Déchets, cycles naturels, recyclage : ce que nous disent nos déchets

viaduc-auteuil

Janvier 1910, déchargement des ordures, viaduc d’Auteuil [charrettes à chevaux amenant les détritus pour les jeter dans la Seine]

Une définition du déchet
L’expression « Il n’y a pas de déchets dans la nature » a une signification explicite : il n’y a pas dans, dans la nature, de production d’éléments qui ne s’inscrive dans un grand cycle naturel, qu’il soit géologique ou biologique.

Cette expression a aussi un sens implicite : le déchet est une production humaine.

Classiquement le déchet est, pour l’homme, ce qui n’a plus, pour lui, de valeur d’usage. Le déchet est alors abandonné. L’abandon, cela parait tout simple : je laisse dans la nature ou ailleurs (mais existe-t-il un ailleurs que la nature ?) ce dont je n’ai plus l’usage. Mais l’abandon, en droit des biens, cela signifie à la fois se défaire d’une obligation et renoncer à un droit. Le déchet n’est pas seulement ce qui n’a plus de valeur d’usage, mais ce peut être aussi ce qui n’en a jamais eu et a pourtant été  produit avec un autre bien comme résidu de production (on dit aujourd’hui sous-produit).

Le Code de l’environnement à l’article 514-1 retient cette définition « est un déchet au sens du présent chapitre, tout résidu d’un processus de production, de transformation ou d’utilisation, toute substance, matériaux, produit ou, plus généralement, tout bien meuble abandonné ou que son détenteur destine à l’abandon. » C’est donc ici l’abandon qui est déterminant. La notion de valeur n’apparait que pour la définition du déchet dit ultime : « Est ultime au sens du présent chapitre un déchet résultant ou non du traitement d’un déchet qui n’est pas susceptible d’être traité dans les conditions techniques et économiques du moment, notamment par extraction de la part valorisable ou par réduction de son caractère polluant ou dangereux. »
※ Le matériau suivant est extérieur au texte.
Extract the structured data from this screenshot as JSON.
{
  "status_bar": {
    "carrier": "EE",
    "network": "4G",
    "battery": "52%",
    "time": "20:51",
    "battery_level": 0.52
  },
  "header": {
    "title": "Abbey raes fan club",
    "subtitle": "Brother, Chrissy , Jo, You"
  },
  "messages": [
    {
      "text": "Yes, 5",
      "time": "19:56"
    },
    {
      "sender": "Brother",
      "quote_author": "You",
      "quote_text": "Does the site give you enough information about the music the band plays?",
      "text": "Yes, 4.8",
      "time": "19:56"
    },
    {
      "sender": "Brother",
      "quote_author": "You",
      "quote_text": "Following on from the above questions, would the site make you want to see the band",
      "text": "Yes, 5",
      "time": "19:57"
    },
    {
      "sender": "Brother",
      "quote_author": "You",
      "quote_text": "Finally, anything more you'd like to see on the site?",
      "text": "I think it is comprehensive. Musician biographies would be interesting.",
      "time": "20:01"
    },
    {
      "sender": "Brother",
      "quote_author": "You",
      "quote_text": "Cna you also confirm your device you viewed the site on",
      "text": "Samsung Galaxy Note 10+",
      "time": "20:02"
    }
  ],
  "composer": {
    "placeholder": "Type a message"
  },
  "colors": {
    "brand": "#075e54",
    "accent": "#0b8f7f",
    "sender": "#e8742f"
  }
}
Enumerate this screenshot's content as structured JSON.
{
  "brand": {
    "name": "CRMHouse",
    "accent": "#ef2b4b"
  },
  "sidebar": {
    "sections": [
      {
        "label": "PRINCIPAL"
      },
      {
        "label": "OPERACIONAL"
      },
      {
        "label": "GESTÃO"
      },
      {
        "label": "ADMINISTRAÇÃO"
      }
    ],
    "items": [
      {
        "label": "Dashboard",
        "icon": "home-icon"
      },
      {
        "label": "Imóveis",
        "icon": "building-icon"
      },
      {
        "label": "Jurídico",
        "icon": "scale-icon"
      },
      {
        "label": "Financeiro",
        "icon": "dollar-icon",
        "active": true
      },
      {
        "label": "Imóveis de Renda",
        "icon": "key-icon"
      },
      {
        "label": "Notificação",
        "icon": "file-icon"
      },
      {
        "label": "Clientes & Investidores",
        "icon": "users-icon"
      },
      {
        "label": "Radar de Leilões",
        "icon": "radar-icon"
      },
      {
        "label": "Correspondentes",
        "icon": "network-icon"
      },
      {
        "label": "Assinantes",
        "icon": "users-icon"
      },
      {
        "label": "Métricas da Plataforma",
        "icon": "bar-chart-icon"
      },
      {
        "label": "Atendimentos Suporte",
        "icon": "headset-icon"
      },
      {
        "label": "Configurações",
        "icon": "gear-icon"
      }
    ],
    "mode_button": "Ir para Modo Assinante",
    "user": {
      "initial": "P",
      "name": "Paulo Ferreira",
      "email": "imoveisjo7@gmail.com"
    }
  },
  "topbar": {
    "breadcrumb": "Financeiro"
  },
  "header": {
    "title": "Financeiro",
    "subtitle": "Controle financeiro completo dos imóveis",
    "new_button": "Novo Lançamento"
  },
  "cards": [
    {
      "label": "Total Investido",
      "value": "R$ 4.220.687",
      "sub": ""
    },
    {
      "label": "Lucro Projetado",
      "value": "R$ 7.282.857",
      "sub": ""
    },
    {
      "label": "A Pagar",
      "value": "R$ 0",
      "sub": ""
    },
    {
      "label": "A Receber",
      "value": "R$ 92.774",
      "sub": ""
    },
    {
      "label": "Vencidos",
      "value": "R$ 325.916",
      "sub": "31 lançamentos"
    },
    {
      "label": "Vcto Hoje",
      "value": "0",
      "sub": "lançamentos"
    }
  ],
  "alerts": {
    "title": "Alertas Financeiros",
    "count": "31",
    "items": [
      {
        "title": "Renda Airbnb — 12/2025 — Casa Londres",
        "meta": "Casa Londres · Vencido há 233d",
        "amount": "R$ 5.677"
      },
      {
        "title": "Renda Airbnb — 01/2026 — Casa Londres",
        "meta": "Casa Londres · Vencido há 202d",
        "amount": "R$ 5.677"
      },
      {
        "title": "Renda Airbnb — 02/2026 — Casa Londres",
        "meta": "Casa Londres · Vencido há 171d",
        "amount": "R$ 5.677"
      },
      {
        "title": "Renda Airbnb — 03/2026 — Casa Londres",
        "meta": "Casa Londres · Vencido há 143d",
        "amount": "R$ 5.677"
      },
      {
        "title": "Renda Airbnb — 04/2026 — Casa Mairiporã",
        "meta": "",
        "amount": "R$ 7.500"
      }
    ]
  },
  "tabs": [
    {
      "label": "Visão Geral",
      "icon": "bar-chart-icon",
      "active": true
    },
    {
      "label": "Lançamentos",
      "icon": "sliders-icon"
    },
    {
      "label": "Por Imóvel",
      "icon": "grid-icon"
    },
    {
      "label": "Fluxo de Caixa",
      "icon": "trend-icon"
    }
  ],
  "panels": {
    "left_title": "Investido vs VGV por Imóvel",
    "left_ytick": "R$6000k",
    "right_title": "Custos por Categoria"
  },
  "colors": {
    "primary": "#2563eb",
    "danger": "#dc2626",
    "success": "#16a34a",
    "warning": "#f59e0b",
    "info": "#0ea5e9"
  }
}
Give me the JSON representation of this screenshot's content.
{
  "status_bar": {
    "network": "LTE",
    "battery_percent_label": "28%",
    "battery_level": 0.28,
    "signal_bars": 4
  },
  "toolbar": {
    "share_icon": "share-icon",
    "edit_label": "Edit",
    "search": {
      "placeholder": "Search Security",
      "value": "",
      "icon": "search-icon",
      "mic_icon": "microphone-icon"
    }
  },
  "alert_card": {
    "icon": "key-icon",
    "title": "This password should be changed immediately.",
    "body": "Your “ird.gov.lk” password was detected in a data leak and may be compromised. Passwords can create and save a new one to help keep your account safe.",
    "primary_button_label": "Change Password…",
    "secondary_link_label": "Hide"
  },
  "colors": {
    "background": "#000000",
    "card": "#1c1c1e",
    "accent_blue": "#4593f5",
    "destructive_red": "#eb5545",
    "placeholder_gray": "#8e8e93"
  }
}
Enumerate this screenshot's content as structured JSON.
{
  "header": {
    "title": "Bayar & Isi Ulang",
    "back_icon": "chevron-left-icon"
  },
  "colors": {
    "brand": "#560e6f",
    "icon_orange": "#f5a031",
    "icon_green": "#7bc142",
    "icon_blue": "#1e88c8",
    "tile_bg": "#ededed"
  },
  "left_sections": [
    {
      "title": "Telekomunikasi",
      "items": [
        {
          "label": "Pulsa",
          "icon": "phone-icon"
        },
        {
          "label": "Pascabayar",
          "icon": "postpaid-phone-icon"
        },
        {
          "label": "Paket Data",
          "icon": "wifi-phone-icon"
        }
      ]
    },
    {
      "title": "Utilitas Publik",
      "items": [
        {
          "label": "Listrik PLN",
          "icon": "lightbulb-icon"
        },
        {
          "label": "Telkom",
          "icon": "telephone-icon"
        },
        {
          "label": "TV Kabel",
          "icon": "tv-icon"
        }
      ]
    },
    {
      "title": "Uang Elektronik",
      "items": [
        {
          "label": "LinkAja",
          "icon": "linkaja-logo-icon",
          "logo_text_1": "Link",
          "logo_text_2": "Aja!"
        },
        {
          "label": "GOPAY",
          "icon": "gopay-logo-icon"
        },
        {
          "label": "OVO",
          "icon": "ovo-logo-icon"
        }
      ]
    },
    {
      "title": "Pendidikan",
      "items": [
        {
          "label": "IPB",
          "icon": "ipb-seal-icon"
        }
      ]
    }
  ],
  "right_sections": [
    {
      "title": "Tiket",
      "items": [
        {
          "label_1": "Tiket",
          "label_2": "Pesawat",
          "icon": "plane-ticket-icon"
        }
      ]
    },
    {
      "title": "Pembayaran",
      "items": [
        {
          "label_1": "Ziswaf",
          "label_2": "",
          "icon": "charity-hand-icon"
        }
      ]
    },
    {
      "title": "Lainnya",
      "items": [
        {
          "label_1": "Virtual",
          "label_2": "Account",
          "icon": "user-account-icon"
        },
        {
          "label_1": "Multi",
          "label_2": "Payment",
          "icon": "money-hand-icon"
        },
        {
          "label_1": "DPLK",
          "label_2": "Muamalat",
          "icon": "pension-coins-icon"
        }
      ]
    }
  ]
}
Croissance linéaire et… accumulation
De la matière première au déchet ultime, tout s’est passé jusqu’à présent comme si le système industriel avait considéré la nature à la fois comme une ressource inépuisable de matière première et comme une marge insondable pour le rejet des déchets. Lors du premier siècle et demi de l’essor industriel, la nature, comme source de richesse, entrait dans la cadre du droit, mais comme décharge d’ordures générale elle n’était qu’un non lieu au regard duquel ne s’exerçait aucune obligation.
Aujourd’hui, on admet que la quantité, l’accumulation et la nature des déchets que génèrent l’expansion de la démographie et l’efficacité croissante de l’industrie tendent à mettre en danger la santé humaine et à perturber les grands cycles naturels de la matière.
De la nature… à l’environnement
La transformation accélérée de la planète par l’activité humaine, liées à la connaissance systémique de l’écologie ont amené à reconsidérer la position de l’homme et son activité non plus comme faisant face à la nature, mais comme insérés dans un environnement unique. Il n’existe plus dès lors de « non lieu » où se débarrasser des déchets (se souvient-on que les déserts, puis les fosses sous marines ont été imaginés par le passé propices à de tels usage ?) et leur accumulation témoigne plutôt du caractère « utopique » d’une conception de l’activité humaine qui se pensait soustraite des lois cycliques de l’environnement.

 

La prise de conscience que l’activité économique s’exerce au sein d’un environnement clos a donné naissance au concept de développement durable : voir à ce sujet notre Lettre d’information n° 12 : le développement économique nécessaire à la satisfaction des besoins doit s’inscrire dans le cadre d’un équilibre environnemental et social maintenu.

Ainsi, lorsque la directive-cadre de 2008 sur les déchets préconise l’entrée dans une  « société européenne du recyclage », sans doute faut-il y voir bien plus qu’une recommandation technique, technologique ou même économique, mais aussi une conversion philosophique à ce simple fait que nous ne sommes pas « maîtres et possesseurs de la nature », comme disait Descartes et que nous ne sommes pas exonérés des lois bio-géo-physiques qui régissent l’environnement.

Le recyclage technique des déchets ne saura sans doute aboutir à une société du recyclage en adéquation aux cycles de la biosphère dans laquelle nous sommes insérés sans un recyclage profond des concepts… Ceci est une autre histoire, mais elle est en marche.